From mboxrd@z Thu Jan  1 00:00:00 1970
Return-Path: <owner-linux-mm@kvack.org>
Received: from mail-pl0-f72.google.com (mail-pl0-f72.google.com [209.85.160.72])
	by kanga.kvack.org (Postfix) with ESMTP id DE67B6B0006
	for <linux-mm@kvack.org>; Wed,  4 Apr 2018 10:39:02 -0400 (EDT)
Received: by mail-pl0-f72.google.com with SMTP id 91-v6so14612037pla.18
        for <linux-mm@kvack.org>; Wed, 04 Apr 2018 07:39:02 -0700 (PDT)
Received: from bombadil.infradead.org (bombadil.infradead.org. [2607:7c80:54:e::133])
        by mx.google.com with ESMTPS id y6si4119051pfe.248.2018.04.04.07.39.01
        for <linux-mm@kvack.org>
        (version=TLS1_2 cipher=ECDHE-RSA-CHACHA20-POLY1305 bits=256/256);
        Wed, 04 Apr 2018 07:39:01 -0700 (PDT)
Date: Wed, 4 Apr 2018 07:39:00 -0700
From: Matthew Wilcox <willy@infradead.org>
Subject: Re: Signal handling in a page fault handler
Message-ID: <20180404143900.GA1777@bombadil.infradead.org>
References: <20180402141058.GL13332@bombadil.infradead.org>
 <20180404093254.GC3881@phenom.ffwll.local>
MIME-Version: 1.0
Content-Type: text/plain; charset=us-ascii
Content-Disposition: inline
In-Reply-To: <20180404093254.GC3881@phenom.ffwll.local>
Sender: owner-linux-mm@kvack.org
List-ID: <linux-mm.kvack.org>
To: dri-devel@lists.freedesktop.org, linux-mm@kvack.org, Souptick Joarder <jrdr.linux@gmail.com>, linux-kernel@vger.kernel.org

On Wed, Apr 04, 2018 at 11:32:54AM +0200, Daniel Vetter wrote:
> So we've done some experiments for the case where the fault originated
> from kernel context (copy_to|from_user and friends). The fixup code seems
> to retry the copy once after the fault (in copy_user_handle_tail), if that
> fails again we get a short read/write. This might result in an -EFAULT,
> short read()/write() or anything else really, depending upon the syscall
> api.
> 
> Except in some code paths in gpu drivers where we convert anything into
> -ERESTARTSYS/EINTR if there's a signal pending it won't ever result in the
> syscall getting restarted (well except maybe short read/writes if
> userspace bothers with that).
> 
> So I guess gpu fault handlers indeed break the kernel's expectations, but
> then I think we're getting away with that because the inner workings of
> gpu memory objects is all heavily abstracted away by opengl/vulkan and
> friends.
> 
> I guess what we could do is try to only do killable sleeps if it's a
> kernel fault, but that means wiring a flag through all the callchains. Not
> pretty. Except when there's a magic set of functions that would convert
> all interruptible sleeps to killable ones only for us.
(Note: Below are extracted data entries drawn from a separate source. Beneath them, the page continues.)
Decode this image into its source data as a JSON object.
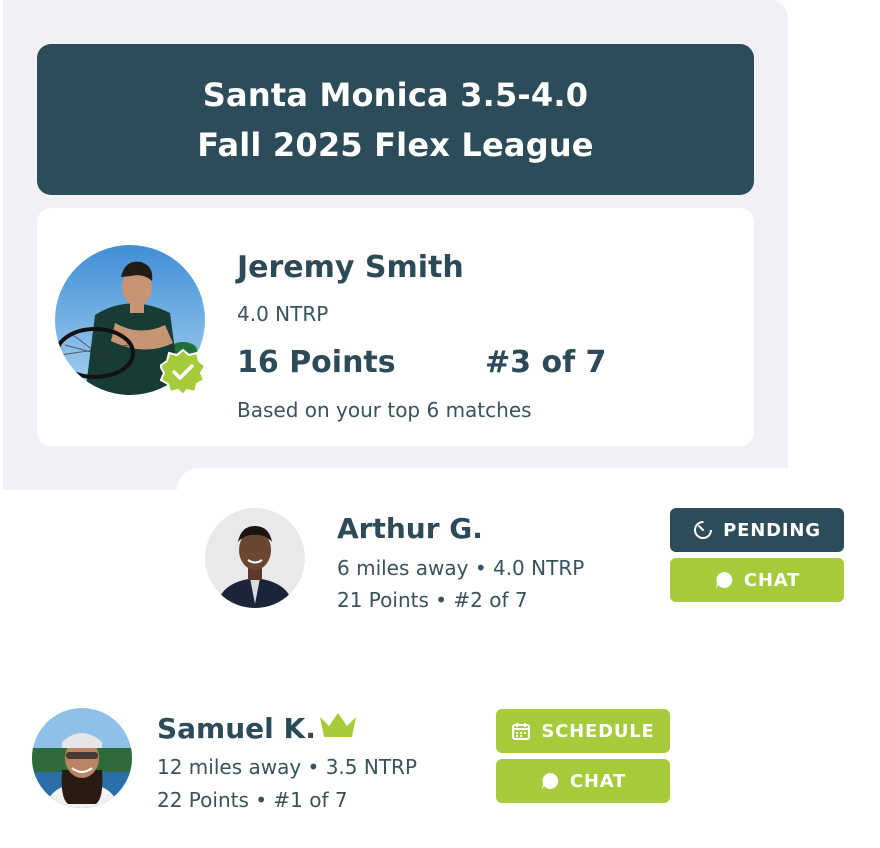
{
  "league": {
    "title_line1": "Santa Monica 3.5-4.0",
    "title_line2": "Fall 2025 Flex League"
  },
  "me": {
    "name": "Jeremy Smith",
    "rating": "4.0 NTRP",
    "points": "16 Points",
    "rank": "#3 of 7",
    "basis": "Based on your top 6 matches",
    "verified": true
  },
  "players": [
    {
      "name": "Arthur G.",
      "distance_rating": "6 miles away • 4.0 NTRP",
      "points_rank": "21 Points • #2 of 7",
      "buttons": [
        {
          "label": "PENDING",
          "icon": "timer-icon",
          "color": "#2c4c59"
        },
        {
          "label": "CHAT",
          "icon": "chat-bubble-icon",
          "color": "#a5cb3a"
        }
      ]
    },
    {
      "name": "Samuel K.",
      "badge": "crown-icon",
      "distance_rating": "12 miles away • 3.5 NTRP",
      "points_rank": "22 Points • #1 of 7",
      "buttons": [
        {
          "label": "SCHEDULE",
          "icon": "calendar-icon",
          "color": "#a5cb3a"
        },
        {
          "label": "CHAT",
          "icon": "chat-bubble-icon",
          "color": "#a5cb3a"
        }
      ]
    }
  ],
  "colors": {
    "primary_dark": "#2c4c59",
    "accent_green": "#a5cb3a",
    "panel_bg": "#f0f0f6",
    "crown": "#a5cb3a"
  }
}
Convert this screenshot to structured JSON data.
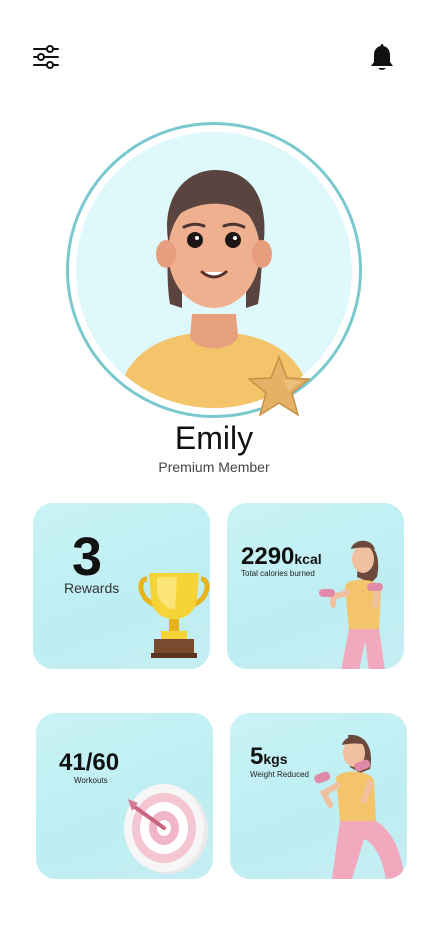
{
  "icons": {
    "filter": "sliders-icon",
    "notifications": "bell-icon",
    "badge": "star-icon"
  },
  "profile": {
    "name": "Emily",
    "membership": "Premium Member"
  },
  "stats": {
    "rewards": {
      "value": "3",
      "label": "Rewards"
    },
    "calories": {
      "value": "2290",
      "unit": "kcal",
      "label": "Total calories burned"
    },
    "workouts": {
      "value": "41/60",
      "label": "Workouts"
    },
    "weight": {
      "value": "5",
      "unit": "kgs",
      "label": "Weight Reduced"
    }
  },
  "colors": {
    "accent": "#79c9cf",
    "card": "#c9f3f6",
    "avatar_bg": "#dff8fb"
  }
}
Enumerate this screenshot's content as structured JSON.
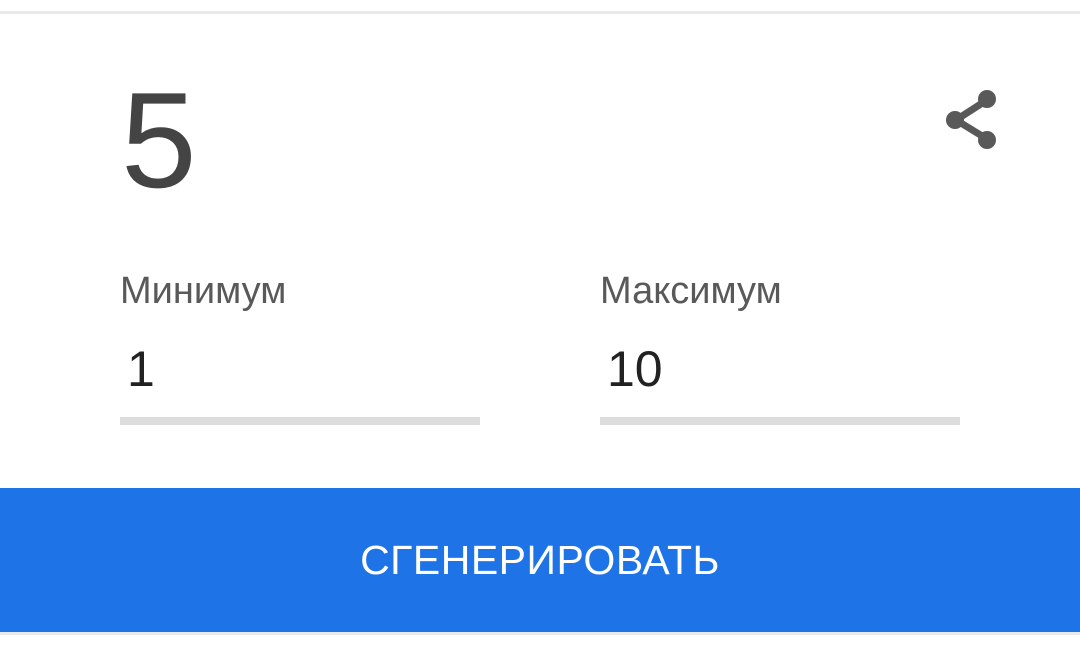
{
  "result": {
    "value": "5"
  },
  "share": {
    "icon": "share-icon"
  },
  "minimum": {
    "label": "Минимум",
    "value": "1"
  },
  "maximum": {
    "label": "Максимум",
    "value": "10"
  },
  "generate": {
    "label": "СГЕНЕРИРОВАТЬ"
  },
  "colors": {
    "accent": "#1e74e6",
    "result_text": "#444444",
    "label_text": "#595959",
    "underline": "#dcdcdc",
    "icon": "#595959"
  }
}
I actually have plans to allow mutex_lock_{interruptible,killable} to
return -EWOULDBLOCK if a flag is set.  So this doesn't seem entirely
unrelated.  Something like this perhaps:

 struct task_struct {
+	unsigned int sleep_state;
 };

 static noinline int __sched
-__mutex_lock_interruptible_slowpath(struct mutex *lock)
+__mutex_lock_slowpath(struct mutex *lock, long state)
 {
-	return __mutex_lock(lock, TASK_INTERRUPTIBLE, 0, NULL, _RET_IP_);
+	if (state == TASK_NOBLOCK)
+		return -EWOULDBLOCK;
+	return __mutex_lock(lock, state, 0, NULL, _RET_IP_);
 }

+int __sched mutex_lock_state(struct mutex *lock, long state)
+{
+	might_sleep();
+
+	if (__mutex_trylock_fast(lock))
+		return 0;
+
+	return __mutex_lock_slowpath(lock, state);
+}
+EXPORT_SYMBOL(mutex_lock_state);

Then the page fault handler can do something like:

	old_state = current->sleep_state;
	current->sleep_state = TASK_INTERRUPTIBLE;
	...
	current->sleep_state = old_state;


This has the page-fault-in-a-signal-handler problem.  I don't know if
there's a way to determine if we're already in a signal handler and use
a different sleep_state ...?